Secondly, there is the issue of costs. While a solicitor is obliged to keep a client informed as to the costs that are being incurred there is the fact that the solicitor is left in the unenviable position of constantly moving goal posts. How many case review hearings will there be? Will there be disputes over discovery leading to interlocutory hearings? What is the exposure to be fixed with considerable costs at each juncture? The list goes on. So, while an estimate can and generally is provided, it can easily be dwarfed as the case meanders through the court process. What of costs in, for example, mediation? From the outset the parties to the dispute understand the complete cost implication and they share the costs involved in the process. Generally, even where the matter is being handled by a mediator who is at the pinnacle of their career such as a QC or SC, the costs will be a fraction of those incurred if the matter was to proceed to litigation.

Despite these two clear positives, however, the ADR profession faces challenges going forward. The first of these is to understand and address why these ADR services are not more prevalent when disputes arise. Given the clear advantages and the identification of it as a solution by leading and learned Judges, it is still lagging behind both where it should be and the more forward-thinking jurisdictions such as Australia and Canada.
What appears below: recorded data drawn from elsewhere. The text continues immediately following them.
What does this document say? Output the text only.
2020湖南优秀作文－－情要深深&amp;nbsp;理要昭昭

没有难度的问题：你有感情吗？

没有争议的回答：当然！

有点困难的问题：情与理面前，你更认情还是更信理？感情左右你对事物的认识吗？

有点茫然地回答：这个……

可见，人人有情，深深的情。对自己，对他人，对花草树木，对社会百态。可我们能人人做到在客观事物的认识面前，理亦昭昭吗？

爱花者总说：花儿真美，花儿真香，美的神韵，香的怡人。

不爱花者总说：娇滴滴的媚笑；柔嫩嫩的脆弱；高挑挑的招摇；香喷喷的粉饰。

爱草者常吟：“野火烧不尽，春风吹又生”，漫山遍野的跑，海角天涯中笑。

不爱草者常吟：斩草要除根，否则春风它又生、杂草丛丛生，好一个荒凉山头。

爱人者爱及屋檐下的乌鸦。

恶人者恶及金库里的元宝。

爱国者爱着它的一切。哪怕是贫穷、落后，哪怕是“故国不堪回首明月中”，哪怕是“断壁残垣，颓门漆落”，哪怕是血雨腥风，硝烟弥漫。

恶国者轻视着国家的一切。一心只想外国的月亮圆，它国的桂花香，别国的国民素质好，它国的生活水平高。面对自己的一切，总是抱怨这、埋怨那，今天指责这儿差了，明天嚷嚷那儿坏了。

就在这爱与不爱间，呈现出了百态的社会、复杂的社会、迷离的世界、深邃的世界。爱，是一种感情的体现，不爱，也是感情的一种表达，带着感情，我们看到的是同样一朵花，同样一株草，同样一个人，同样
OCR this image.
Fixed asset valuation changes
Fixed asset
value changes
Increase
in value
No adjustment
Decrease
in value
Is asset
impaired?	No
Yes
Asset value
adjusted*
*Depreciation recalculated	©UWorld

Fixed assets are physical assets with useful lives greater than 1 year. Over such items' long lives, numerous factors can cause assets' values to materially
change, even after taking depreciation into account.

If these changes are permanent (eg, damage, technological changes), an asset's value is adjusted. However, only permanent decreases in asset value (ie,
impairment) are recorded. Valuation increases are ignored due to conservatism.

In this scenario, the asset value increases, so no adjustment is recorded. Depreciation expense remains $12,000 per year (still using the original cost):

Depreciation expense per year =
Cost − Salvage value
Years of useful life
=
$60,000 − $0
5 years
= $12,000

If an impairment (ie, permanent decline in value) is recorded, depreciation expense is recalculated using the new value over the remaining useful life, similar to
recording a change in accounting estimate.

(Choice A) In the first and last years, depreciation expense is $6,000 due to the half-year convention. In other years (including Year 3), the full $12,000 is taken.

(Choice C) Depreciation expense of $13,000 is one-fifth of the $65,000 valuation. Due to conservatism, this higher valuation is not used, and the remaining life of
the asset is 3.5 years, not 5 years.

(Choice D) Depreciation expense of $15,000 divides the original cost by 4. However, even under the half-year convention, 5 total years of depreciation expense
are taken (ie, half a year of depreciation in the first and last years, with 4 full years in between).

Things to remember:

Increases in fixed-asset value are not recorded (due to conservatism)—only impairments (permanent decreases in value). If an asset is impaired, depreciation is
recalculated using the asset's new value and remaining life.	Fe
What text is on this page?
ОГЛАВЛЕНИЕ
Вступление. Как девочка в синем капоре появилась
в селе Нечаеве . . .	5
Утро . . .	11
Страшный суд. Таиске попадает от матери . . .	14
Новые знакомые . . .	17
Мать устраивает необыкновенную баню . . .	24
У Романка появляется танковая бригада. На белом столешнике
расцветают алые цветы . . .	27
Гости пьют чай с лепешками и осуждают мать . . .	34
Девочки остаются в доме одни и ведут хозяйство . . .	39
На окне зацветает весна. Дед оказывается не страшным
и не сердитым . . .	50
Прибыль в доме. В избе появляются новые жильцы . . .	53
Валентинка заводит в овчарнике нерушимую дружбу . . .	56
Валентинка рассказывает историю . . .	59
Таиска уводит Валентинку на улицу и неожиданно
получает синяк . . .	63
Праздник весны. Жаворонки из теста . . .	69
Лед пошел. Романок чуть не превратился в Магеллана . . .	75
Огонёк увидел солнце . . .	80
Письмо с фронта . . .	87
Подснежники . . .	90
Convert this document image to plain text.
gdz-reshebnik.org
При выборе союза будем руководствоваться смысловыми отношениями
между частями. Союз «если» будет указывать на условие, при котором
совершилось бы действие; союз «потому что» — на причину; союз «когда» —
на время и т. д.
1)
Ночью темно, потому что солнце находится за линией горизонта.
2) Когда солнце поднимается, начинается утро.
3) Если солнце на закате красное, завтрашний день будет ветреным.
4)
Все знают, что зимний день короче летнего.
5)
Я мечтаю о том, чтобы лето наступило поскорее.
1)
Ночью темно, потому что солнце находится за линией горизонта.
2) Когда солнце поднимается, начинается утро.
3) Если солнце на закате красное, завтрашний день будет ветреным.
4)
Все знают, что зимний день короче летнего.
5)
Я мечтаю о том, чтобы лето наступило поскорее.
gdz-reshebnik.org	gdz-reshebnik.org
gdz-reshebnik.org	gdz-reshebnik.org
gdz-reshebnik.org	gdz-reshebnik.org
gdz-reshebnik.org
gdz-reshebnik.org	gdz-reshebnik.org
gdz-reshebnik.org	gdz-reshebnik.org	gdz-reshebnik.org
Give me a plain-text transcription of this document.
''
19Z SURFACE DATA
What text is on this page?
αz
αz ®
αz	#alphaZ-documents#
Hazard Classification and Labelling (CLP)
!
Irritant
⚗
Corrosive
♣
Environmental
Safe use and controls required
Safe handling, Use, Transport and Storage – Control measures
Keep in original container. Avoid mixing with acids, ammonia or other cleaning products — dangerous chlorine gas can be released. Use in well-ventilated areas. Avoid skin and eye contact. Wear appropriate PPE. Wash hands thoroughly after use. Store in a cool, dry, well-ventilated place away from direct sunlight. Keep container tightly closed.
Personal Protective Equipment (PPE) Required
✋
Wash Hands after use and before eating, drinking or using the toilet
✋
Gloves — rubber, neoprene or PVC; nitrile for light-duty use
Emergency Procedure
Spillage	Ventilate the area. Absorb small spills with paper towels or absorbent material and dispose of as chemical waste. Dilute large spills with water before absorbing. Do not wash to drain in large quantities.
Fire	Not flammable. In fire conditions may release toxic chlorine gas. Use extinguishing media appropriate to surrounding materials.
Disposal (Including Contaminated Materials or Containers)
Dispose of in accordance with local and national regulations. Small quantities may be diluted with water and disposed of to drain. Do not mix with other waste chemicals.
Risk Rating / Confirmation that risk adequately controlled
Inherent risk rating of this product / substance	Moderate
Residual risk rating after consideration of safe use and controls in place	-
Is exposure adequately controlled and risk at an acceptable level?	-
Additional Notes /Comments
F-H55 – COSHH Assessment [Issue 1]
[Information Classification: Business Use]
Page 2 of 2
Encouragingly, Ireland has made some strides forward with recent legislation ensuring parties to a dispute are appropriately advised as to the benefits of mediation by their legal advisors. In Northern Ireland there was a recent review carried out by Sir John Gillen culminating in a Report recommending, amongst others, mediation as a method to assist with the growing pressure on the legal system there. This however fell short of the positive obligation created in the Republic of Ireland. It still remains to be seen how mediators and ADR professionals can continue to develop what they offer so as to become more mainstream to those who find themselves in dispute.

The second is, while the courts remain at a standstill with a growing backlog, how can ADR professionals ensure the same does not happen to them and their service? Many within the mediation profession in the face of the frustrating circumstances brought about by the Covid pandemic have turned to online methods. This has been ad hoc in its approach by cobbling together various offerings that it has to be said, were not designed with mediation in mind. Whilst still in the grips of the Pandemic one organisation based in Northern Ireland, CCODR, launched a bespoke online platform. The platform aims to provide ADR professionals with a complete suite of secure online tools to manage every aspect of their practice. So, for example, its video conferencing has end-to-end encryption, which is rare in that industry, ensuring practitioners are complying with their GDPR obligations.

With this type of innovative platform open to ADR professionals it is clear that with the second of these challenges they can steal the march as the court systems struggle to find ways to hold hearings. Indeed, perhaps its through innovation such as this that practitioners can ensure that justice is neither delayed nor denied.